Understanding cancer neochromosome formation through integrated analysis of fusion and copy number data

Neochromosomes

Neochromosomes (NCs) are “extra” chromosomes that are found in around 3% of tumour genomes. They are a hallmark of liposarcoma, which is a cancer of the fat cells studied by the Papenfuss lab at WEHI in conjunction with colleagues at the Peter MacCallum Cancer Centre. Circular chromosomes and giant rod chromosomes are both examples of NCs and are comprised of multiple donor segments from other regions of the region that are frequently highly amplified.

Until now, NCs have only been studied with low resolution technologies such as Fluorescence In Situ Hybridisation (FISH) and microarrays. The Papenfuss lab have been studying a cell-line derived from a patient with liposarcoma. The DNA was flow-sorted to enrich for the NCs (which is larger than the regular chromosomes) and then sequenced using the Illumina HiSeq and GAIIx.

Data

They generated 300 million reads across multiple sequencing runs that were aligned against the human reference genome. Dr Arthur Hsu, a post-doc in the Papenfuss lab, has been studying the sequence to estimate breakpoints in the neochromosome (breakpoints occur where two derived contiguous sequences are joined in the neochromosome) and Vincent has been using the data to estimate copy number variation (CNV).

The data reveals that the amplified regions of the NC contain known drivers of liposarcoma tumours. Most chromosomes contribute material to the NC and most of these regions are highly amplified (16x-32x), with the exception of regions comprising the telomere and centromere of the NC. This appears as small, highly amplified islands in plots of copy number for each contributing chromosome. There is strong evidence that chromosome 12 was the origin of the NC and that extra material was acquired later in development.

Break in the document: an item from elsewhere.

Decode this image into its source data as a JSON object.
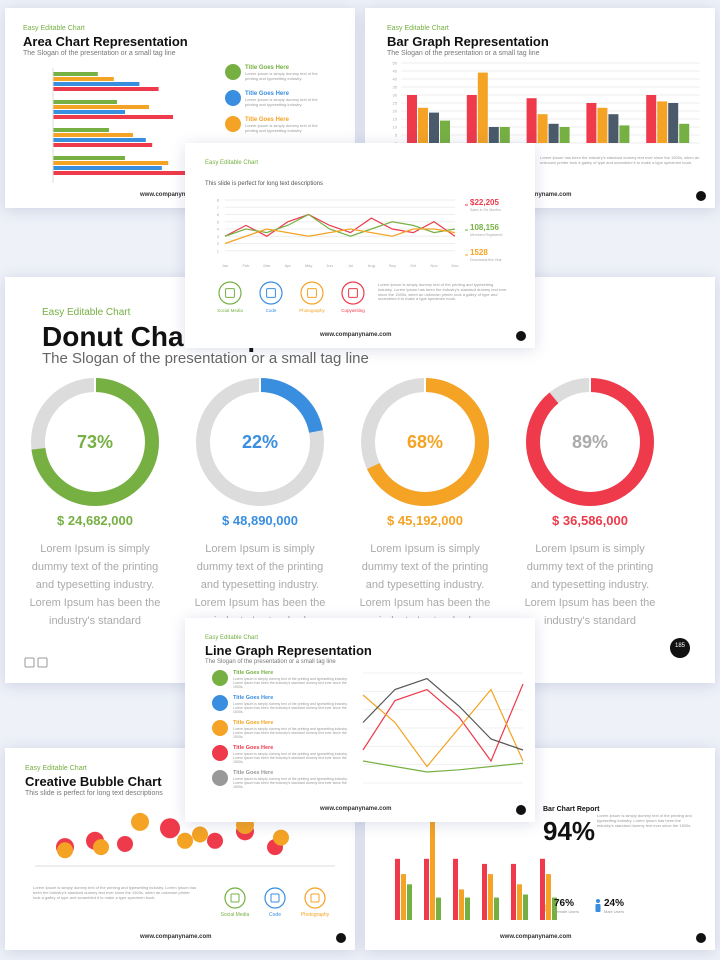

The breakpoints can be classified as edge-to-edge, edge-to-interval and interval-to-interval. Interestingly, the copy number ratio does not vary across edge-to-edge boundaries. All of this suggests a breakage-fusion-bridge (BFB) model may be appropriate for the development of the NC or, perhaps more plausibly, chromothripsis (chromosome shattering, followed by the cell trying to rejoin the pieces but inevitably in the wrong order).

Model

Vincent is working on a mathematical model for the BFB model and simulating observations from the model to compare against the data. He presented three models for the breakpoint process:

  1. Uniform
  2. Small duplications/deletions
  3. Large duplications/deletions.

Vincent’s simulation results from the small duplications/deletions model closely resembled the data. There were four main criteria he used to compare the models against the data.

  1. This model generated small, highly amplified islands as seen in the data.
  2. The density plot of CN distribution in the data reveals the distribution is multi-modal with the two strongest peaks at 16x and 32x. However, none of the density plots from any of the three breakpoint models resemble the data.
  3. The 1:1 CN ratio across edge-to-edge breakpoints is captured by all three models, but Vincent suggested this is an artefact of the simulation process rather than evidence of a good model.
  4. A Circos plot of the inter-chromosomal re-arrangements. The uniform model performed better than the small duplications/deletions model.

Summary

In summary, all features of the data can be captured by the models but no one model can capture all features simultaneously. The large duplications/deletions model is limited by the size of the NC it creates. Vincent is exploring a size penalty to force this model to choose smaller ring chromosomes. This penalised model captures (1), (2) and (4), however (2) appears and disappears over time (i.e. the peak-modes moves) suggesting it may be a transient effect even in the data.

The lesson learnt from the (ongoing) simulation study is that chromothripsis may not be required and BFB may be sufficient to explain the development of the NC. But the orientation of the islands changes and the circular BFB can’t account for different orientations of the islands. Vincent posited the following explanations:

  • Linear BFB may be involved in addition to circular BFB
  • The circular BFB is poorly understood and thus may still admit the possibility of islands with different orientations.
  • Perhaps there was an early chromothripsis event follow by BFB. However the motifs around the breakpoints do not support this hypothesis.

The simulation model is ongoing work with current plans to extend it to include:

  • Simulate acquisition of new material by the NC
  • Exploring the linear BFB model
  • A population based model following multiple cells across time (the current simulation follows a single cell).